6 thoughts on “Wait, how old are the parents?!?

  1. I love Ken Dietz from Please Ignore Vera Dietz. Vera and Ken don’t have a perfect relationship, but they’re working on it. He knows he’s not perfect, but he’s not afraid to try. Vera gets frustrated by her father, but she also loves him. Their relationship reminded me a lot of another father/daughter pairing that I adore-Keith and Veronica Mars, which might be why I liked them so much.


  2. As a “late” parent, I am often old enough to be the grandparent of my kids’ classmates because most of their parents are in their very-early 20s. Could be my area. I think when we’re thinking of issues like this, it’s smart to remember settings and how things differ between, say, yuppies and rural, working-class people. There is a huge difference there. Especially for those of us who grew up in the 70s.

    I’m probably different than some, though, because I don’t care that my kids think I’m “old.” I remember thinking my parents were ancient at age 40-something. I like being older. It’s a groovy perspective. I’m not really worried about wrinkles, you know?

    My most recent read had great adults in it: I really liked the father and grandfather in Mathew Quick’s Boy 21 coming next March. They were warm and realistic, even when not the best role models (in the grandfather’s case sometimes) and throughout the book, I wondered what had happened to them and when I found out, I was so sad and yet relieved because it made so much sense.


  3. Amy-You’re right, it really does depend on where you live. I’m currently in an area where I feel like I would be very old if I had kids (I don’t have any now) and I’m only 29. But my area is full of younger families and young parents.

    I guess I don’t notice it as much-maybe because I don’t have kids of my own? But I do find myself always trying to figure out the age of the kids and teens in books, but I never seem to care about the parents age.


  4. Sarah, I am intrigued by Ken Dietz in part because I think the book is as much about him growing up as as his daughter; he may have (eventually) gotten a job, etc., and is now viewed as Parent, but his comments throughout the book about his exwife show that he still needs some maturing. I like that Ken isn’t perfect; I like that he has his own journey; and I like that from the outside, he looks put together.

    AS, I’ll be on the lookout for BOY 21. I love parents in books who are realistic: too eeevvvvillll and I’m a bit distanced by it; too perfect and I want to throw up.

    Sarah, thru my early to mid 30s, I’d read teen books and think “well, I could be the parent …. If I started having kids in high school”. A personal joke in my head that I thought was funny. Then, when I read a book where the age was given AND the main character thought “my old parents” AND it was my age?
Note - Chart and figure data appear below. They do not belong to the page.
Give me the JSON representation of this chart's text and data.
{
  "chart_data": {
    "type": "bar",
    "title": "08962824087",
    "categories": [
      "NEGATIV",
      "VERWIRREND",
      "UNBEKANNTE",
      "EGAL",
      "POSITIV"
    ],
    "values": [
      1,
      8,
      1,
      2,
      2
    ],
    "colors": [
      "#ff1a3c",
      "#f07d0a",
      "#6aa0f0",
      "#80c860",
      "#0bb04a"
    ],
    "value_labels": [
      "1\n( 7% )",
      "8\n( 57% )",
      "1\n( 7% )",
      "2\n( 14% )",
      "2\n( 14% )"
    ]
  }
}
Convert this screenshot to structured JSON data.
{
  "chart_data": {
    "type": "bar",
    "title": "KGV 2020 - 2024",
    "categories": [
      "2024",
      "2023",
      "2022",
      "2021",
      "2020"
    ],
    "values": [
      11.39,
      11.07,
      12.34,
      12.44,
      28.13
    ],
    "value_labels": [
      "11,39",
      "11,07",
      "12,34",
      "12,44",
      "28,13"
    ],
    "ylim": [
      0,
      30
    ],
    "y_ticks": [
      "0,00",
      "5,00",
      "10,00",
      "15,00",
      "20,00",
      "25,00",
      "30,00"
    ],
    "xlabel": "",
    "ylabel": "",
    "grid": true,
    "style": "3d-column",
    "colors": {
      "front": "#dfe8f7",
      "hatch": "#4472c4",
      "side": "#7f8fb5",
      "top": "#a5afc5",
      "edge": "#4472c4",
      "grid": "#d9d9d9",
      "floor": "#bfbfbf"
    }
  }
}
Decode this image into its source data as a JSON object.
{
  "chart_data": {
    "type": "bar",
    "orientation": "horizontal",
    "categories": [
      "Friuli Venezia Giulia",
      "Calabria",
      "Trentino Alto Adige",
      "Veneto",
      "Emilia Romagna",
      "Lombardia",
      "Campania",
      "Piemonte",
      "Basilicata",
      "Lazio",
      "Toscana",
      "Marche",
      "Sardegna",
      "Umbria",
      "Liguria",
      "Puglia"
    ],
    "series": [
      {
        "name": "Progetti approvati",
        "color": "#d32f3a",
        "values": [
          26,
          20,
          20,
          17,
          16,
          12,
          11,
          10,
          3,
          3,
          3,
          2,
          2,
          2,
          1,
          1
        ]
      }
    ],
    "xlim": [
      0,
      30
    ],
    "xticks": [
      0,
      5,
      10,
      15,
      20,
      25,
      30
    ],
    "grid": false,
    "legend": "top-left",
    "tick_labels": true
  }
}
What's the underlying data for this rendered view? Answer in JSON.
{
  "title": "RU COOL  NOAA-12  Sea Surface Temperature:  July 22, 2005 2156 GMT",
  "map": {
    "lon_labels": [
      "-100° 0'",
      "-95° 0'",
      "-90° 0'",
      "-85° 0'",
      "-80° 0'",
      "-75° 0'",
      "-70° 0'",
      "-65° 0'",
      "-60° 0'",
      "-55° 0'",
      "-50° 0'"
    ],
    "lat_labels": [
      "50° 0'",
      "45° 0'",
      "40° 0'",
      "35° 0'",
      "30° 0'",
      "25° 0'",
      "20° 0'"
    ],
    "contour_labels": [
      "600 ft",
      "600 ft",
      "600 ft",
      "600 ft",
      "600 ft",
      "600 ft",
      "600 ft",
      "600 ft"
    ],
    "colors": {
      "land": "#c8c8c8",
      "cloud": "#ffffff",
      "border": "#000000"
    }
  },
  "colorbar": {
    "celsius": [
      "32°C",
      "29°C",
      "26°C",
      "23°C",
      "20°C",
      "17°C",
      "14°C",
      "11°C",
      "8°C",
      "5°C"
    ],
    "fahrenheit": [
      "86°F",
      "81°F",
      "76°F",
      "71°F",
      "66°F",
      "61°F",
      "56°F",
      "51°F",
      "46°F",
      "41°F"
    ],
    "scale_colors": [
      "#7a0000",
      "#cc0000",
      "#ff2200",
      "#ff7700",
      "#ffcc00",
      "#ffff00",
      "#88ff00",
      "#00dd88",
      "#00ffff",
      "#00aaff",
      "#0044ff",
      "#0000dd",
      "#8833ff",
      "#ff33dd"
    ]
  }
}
I was all “what. the……” Right now, unless the age “matters” (for Ken Dietz, for example) I prefer books where the age of the parents is omitted. But, I’m not sure, in all honesty, whether teens care or not. I think the general rule of thumb at all times is “old” is ten years older than I am now, “young” is ten years younger.


  5. Those of us who had kids young have been dealing with this for awhile! My oldest son turned 23 last year — the same age I was when he was born! (Which still feels very very strange.) I guess that’s why reading BIGGER THAN A BREAD BOX, my emotional energy was with the parents. Usually with teen books, I’m pulled into the story enough to forget these people aren’t anywhere near my age any more.


  6. Sondy, he’s 23?!? BIGGER THAN A BREAD BOX is in my TBR book; I can’t wait to read it. With teen books, I’m usually able to ignore the age of the parents if the age isn’t specifically mentioned. It’s not until there is a specific age that I get, wait, what?